Dennis feeling himself very sick, expressed a wish to lie down, and I asked the landlady to show him our bed, for although I saw none, I thought she might have some other apartment.

‘That I will, I’ll be after making a fahl for the poor boy in a minute. Get up out o’ that,’ said she, angrily,to some one who lay on a bundle of straw, in a dark corner of the room, enveloped in something resembling an old great coat.

‘O don’t disturb any body for us.’

‘Troth and it’s myself that will,’ and seized a stick that was lying by the fire to chastise the object she had addressed.

Seeing the miserable appearance of the hovel, I had made up my mind to seek other quarters, and was proceeding to remonstrate, but before I could, the old woman had inflicted the blow; a grunt followed, and presently an enormous pig, carrying the half of the straw, and the ragged coat on his back, came running towards the door, and in his struggle to pass me, threw me over.
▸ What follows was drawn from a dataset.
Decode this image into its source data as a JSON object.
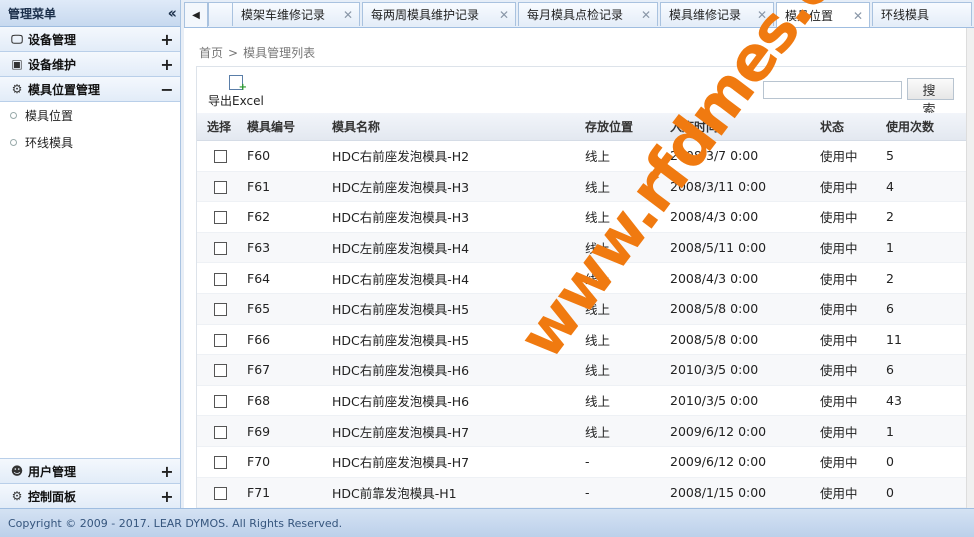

Ill as Dennis was, he could not help laughing, and the old woman, instead of condoling with me on my misfortune, exclaimed, ‘What a smashing sodger you are, to let the pigs knock you down.’

‘Come away, Dennis,’ said I, ‘if this is a specimen of your country, you have much reason to be proud of it.’

‘Och! is that the way you are going to leave me?’ said the old hag, when she saw us moving off.

‘Troth is it,’ replied Dennis, ‘for I would be sorry to disturb any of the decent family.’

We luckily procured a lodging in a public-house near the cabin, and having mentioned our reason for changing our quarters—

‘Judy is too many for ye,’ said our host; ‘she’s no friend to the sodgers any how: she lost two brave boys in the rebellion, and was a right rebel herself. I have seen the day when she would have thought no more of knocking down a man than of eating her breakfast. It’s not many years since, when we had a fair here, the boys were seemingly going to disperse without a bit of arow, and bad luck to me if she didn’t take off her jock, and holding it by the one sleeve, trailed it through the fair, crying out to her own party, that the blood of the O’Briens had turned into buttermilk, or they wouldnever let the faction of the Murphies home, without a blow being struck. ‘Come, you chicken-hearted rogues?’ said she, while she brandished a stick in her hand, ‘let me see the thief’s breed of a Murphy that will dare to put his foot on my jock.’ The boys only laughed at first, but some one in the crowd, out of contempt, threw a dead rat which struck her on the face; this enraged her so, that she knocked down the man nearest her, and in a twinkling there was a fight that beat anything ever was seen, and she was there to the last. But the devil himself’s but a fool to ould Judy.’